While Mr. Sewell gave you some good, strong financial advice, it sounds like that is not really what you wanted. Rather...it appears that you wanted to know how to handle the judgmental attitudes of your mother and sister. Am I correct?
You are right that when we are in need - whether that be financial, emotional, practical or spiritual support - we want to be listened to, validated, and offered compassion. That is not what you got when you talked to your mother and sister. Rather, what you got was negativity, put-downs, complaints and the like.
It likely took you some amount of courage and humility to approach them in the first place. And so, the unpleasant of their statements and attitude hurt even more.
I encourage you to tell your mother and sister how you felt when they rebuffed you in such a harsh manner. Here is some suggested words:
I felt hurt/angry/disappointed/sad (whatever the emotion) when I told you of our financial issue and you judged me harshly by saying I was useless with money. What I wanted to hear was not what a lazy person I am, but rather I wanted your understanding and compassion. I am willing to take responsibility for ..... (here name what it is you are willing to say about your role in the financial crisis) and I want to get better at this.

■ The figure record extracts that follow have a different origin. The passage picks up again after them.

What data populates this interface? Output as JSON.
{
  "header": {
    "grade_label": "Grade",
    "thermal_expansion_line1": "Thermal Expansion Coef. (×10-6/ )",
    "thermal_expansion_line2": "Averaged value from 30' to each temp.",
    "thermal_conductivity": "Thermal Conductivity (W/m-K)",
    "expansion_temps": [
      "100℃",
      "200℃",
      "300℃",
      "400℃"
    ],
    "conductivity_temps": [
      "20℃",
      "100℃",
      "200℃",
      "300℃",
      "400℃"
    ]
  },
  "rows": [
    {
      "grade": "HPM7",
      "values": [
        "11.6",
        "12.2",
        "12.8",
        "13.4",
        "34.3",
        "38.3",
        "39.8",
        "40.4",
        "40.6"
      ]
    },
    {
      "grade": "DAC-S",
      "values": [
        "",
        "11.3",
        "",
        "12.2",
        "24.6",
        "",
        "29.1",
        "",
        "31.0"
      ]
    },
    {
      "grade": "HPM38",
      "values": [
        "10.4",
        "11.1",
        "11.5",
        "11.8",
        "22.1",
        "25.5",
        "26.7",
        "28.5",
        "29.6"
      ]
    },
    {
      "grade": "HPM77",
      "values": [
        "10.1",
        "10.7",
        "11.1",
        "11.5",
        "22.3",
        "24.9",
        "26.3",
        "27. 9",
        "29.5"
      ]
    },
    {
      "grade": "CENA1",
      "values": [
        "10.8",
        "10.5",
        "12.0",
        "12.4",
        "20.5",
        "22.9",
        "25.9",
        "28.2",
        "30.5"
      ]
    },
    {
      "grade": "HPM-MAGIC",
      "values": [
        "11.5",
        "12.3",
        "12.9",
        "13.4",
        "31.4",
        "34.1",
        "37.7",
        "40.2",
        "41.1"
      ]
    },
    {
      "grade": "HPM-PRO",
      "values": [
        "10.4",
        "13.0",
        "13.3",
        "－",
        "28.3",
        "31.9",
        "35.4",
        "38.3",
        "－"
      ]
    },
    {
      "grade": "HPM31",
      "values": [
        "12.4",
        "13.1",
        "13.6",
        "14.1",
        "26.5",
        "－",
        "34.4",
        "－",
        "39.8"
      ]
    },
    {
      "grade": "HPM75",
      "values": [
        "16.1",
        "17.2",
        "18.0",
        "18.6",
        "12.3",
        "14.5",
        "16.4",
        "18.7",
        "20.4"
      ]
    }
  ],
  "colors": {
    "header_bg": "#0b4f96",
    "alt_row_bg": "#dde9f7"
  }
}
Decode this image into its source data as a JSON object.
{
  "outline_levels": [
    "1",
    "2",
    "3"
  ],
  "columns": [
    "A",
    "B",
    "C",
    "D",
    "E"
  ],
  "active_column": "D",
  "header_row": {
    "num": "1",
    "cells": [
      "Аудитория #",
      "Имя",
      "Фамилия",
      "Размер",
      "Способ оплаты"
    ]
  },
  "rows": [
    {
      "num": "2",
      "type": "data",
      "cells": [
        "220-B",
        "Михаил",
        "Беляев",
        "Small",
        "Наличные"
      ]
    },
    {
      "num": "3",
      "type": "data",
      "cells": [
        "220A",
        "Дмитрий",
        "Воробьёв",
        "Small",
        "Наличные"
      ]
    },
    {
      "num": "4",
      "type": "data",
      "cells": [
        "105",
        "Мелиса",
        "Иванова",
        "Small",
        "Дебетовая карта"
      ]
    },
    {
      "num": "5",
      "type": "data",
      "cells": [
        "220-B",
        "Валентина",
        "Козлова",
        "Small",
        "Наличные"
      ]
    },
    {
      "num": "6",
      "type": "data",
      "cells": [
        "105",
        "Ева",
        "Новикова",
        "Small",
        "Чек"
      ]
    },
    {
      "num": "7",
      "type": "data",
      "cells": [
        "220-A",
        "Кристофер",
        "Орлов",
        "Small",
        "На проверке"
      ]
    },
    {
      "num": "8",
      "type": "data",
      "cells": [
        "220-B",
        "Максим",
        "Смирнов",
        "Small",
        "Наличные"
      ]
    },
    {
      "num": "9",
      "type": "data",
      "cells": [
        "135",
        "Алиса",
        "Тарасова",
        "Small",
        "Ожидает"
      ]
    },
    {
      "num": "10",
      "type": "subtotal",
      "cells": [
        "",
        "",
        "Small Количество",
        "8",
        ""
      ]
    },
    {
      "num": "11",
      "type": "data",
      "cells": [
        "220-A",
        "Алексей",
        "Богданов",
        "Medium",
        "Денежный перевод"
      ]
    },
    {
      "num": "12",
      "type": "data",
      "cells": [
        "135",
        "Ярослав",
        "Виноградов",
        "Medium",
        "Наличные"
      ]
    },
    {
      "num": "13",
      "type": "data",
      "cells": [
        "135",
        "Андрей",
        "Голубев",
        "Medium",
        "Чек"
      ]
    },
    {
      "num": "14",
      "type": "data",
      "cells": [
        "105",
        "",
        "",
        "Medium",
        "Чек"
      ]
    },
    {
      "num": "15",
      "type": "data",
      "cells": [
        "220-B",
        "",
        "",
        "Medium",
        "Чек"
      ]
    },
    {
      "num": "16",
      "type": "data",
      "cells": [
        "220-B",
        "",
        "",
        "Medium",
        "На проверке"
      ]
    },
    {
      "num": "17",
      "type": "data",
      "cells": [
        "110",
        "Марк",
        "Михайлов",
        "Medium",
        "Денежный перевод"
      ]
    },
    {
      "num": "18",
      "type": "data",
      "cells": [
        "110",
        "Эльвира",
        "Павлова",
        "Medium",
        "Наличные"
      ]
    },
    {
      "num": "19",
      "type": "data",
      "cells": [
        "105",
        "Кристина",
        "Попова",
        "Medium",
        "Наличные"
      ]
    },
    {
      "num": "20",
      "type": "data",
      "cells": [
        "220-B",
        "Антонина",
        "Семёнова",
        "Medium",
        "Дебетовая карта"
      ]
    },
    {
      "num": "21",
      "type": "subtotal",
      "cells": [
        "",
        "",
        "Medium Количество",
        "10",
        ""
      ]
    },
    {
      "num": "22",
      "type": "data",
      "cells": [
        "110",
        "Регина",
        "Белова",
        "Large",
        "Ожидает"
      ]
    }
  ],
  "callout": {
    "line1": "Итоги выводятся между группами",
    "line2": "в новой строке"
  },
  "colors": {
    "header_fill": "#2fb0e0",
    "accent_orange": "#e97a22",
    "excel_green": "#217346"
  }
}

What seems to have lost in your discussion with your mother and sister is your emotional state. Being in a financial crisis feels horrible. It doesn't really matter how you got there, the fact is that you are there and need solutions.
So perhaps you could go on to say, "Right now I would appreciate your help in finding solutions. Emotionally, this is very difficult for me and I would like your assistance in thinking this out."

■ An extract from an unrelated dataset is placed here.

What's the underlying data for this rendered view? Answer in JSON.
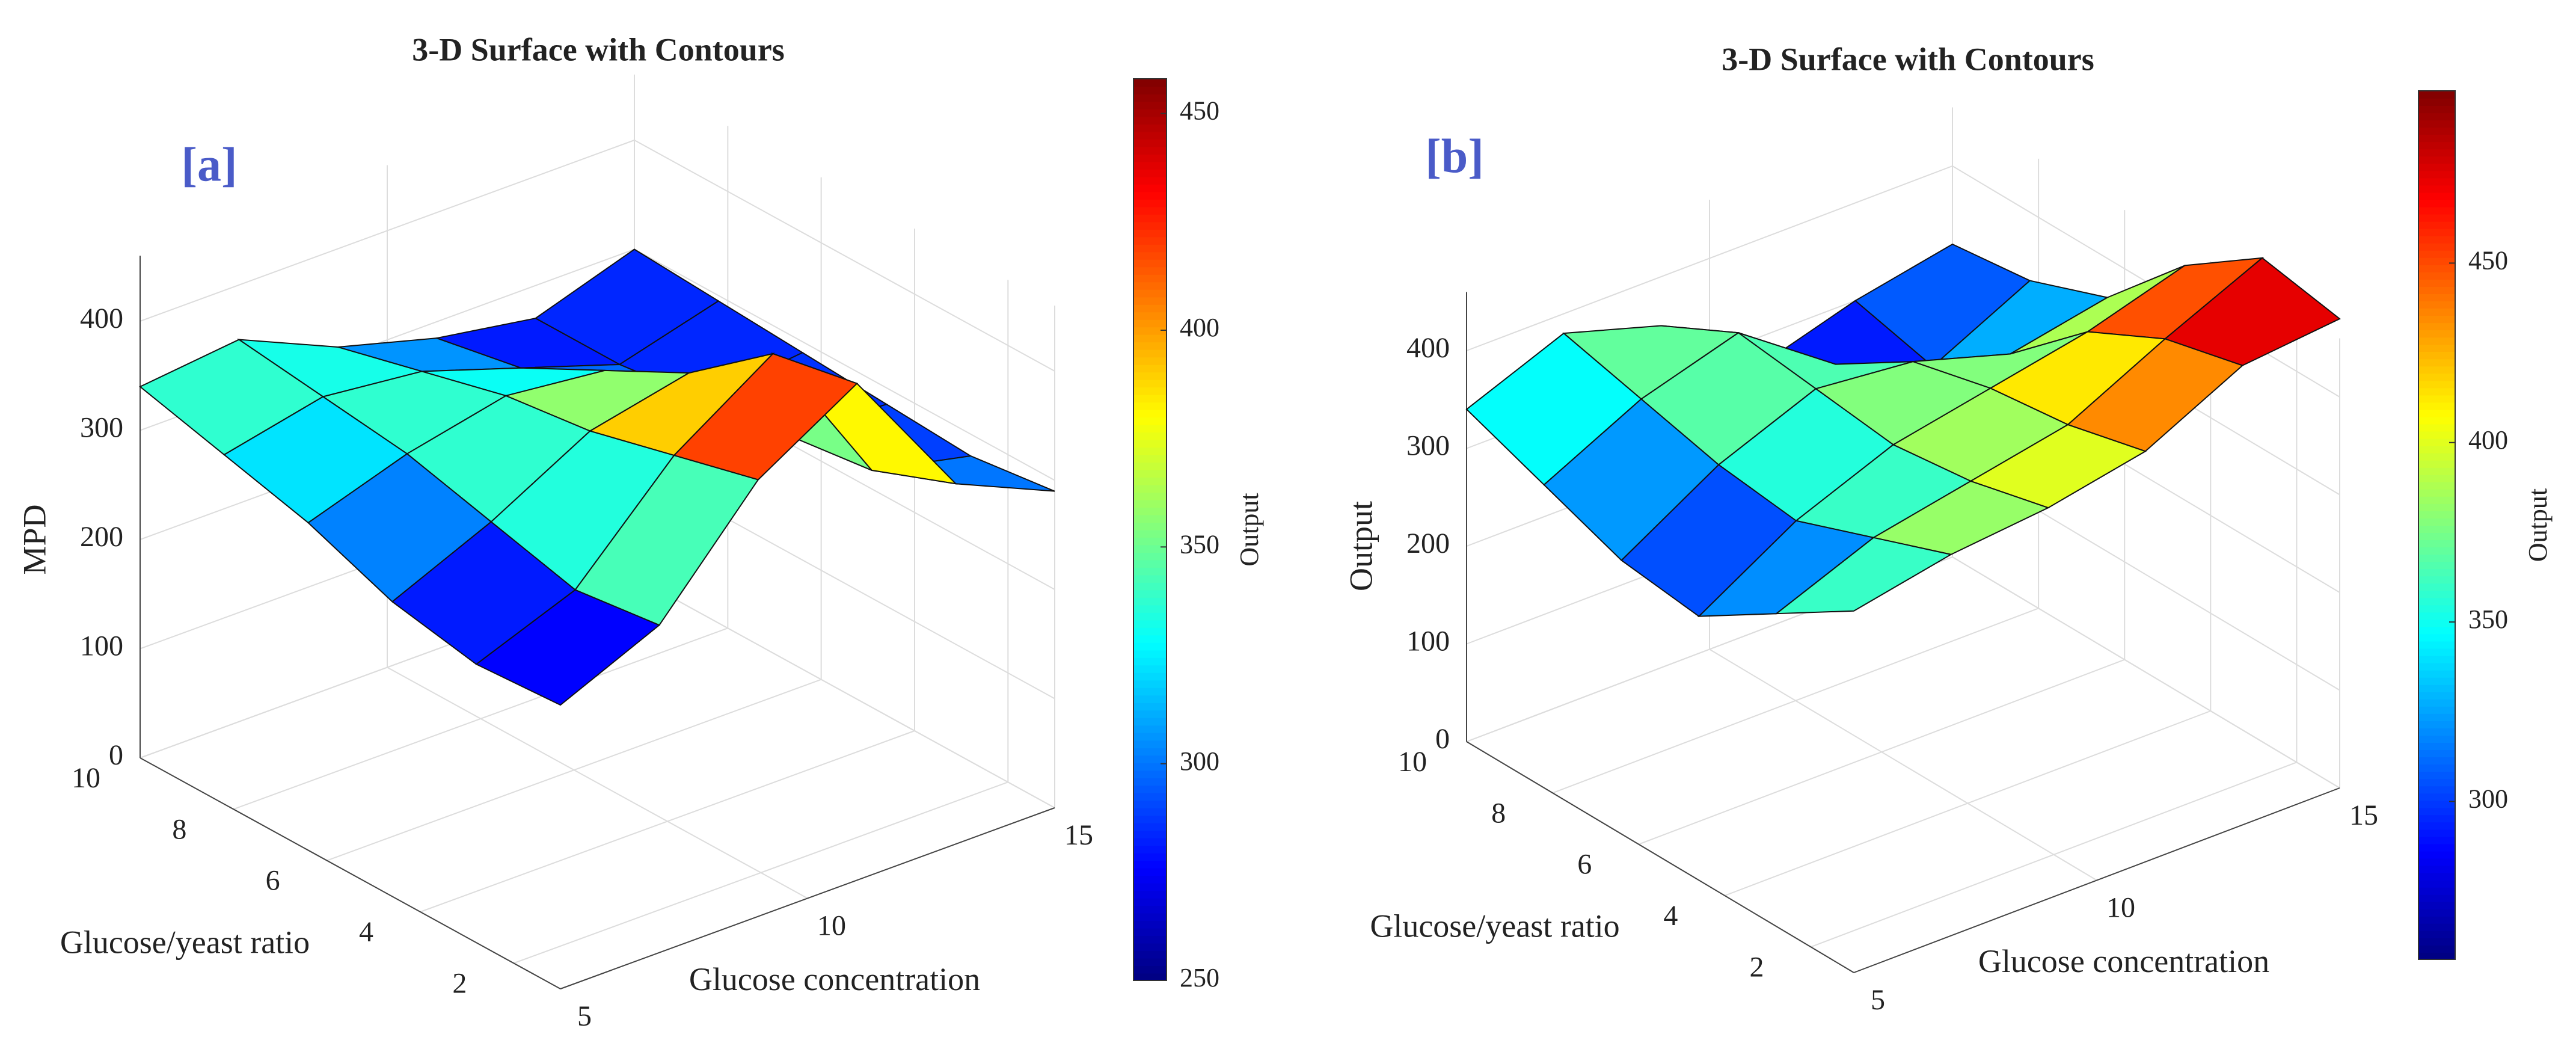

I certainly understand that you wanted - maybe even expected - that your mother and/or sister would help financially. But perhaps that is not something they are willing to do at this point in time. If that is the case, then what you may be able to gain from them is some practical support in brainstorming and deciding what your next steps will be....and a sense that they do care about you.
Is this better on track with the type of answer you were expecting?
I feel hurt by their attitude. Money is not important to me. When I had it I was very generous with my family. I enjoyed it because it made them happy. I am a caring person, I try to think positively and offer my support ( emotional, financial etc). What makes me sad is that the value money more than me.
My parents are farmers. They work for my brother. They grow fruit and vegetables. My brother (who is 4 years younger) takes them and sells them in the market. They have bought him a house, a van, a car and earns enought. He is also married and lives with his family in another town. That's totally unfair!!! They say that you don't show love by giving money to someone. But my example shows otherwise.
I thought that my sister was my friend and my ally but instead she encourages my mother not to help me.
This is truly a hurtful situation. And, yes, the examples you point out about your brother seem to show that there is a different standard applied to him.
You wrote, "They say that you don't show love by giving money to someone." The question then is - Then how do you show love? Do you show it by being compassionate and understanding. Do you show love by being supportive and listening when I'm asking for help.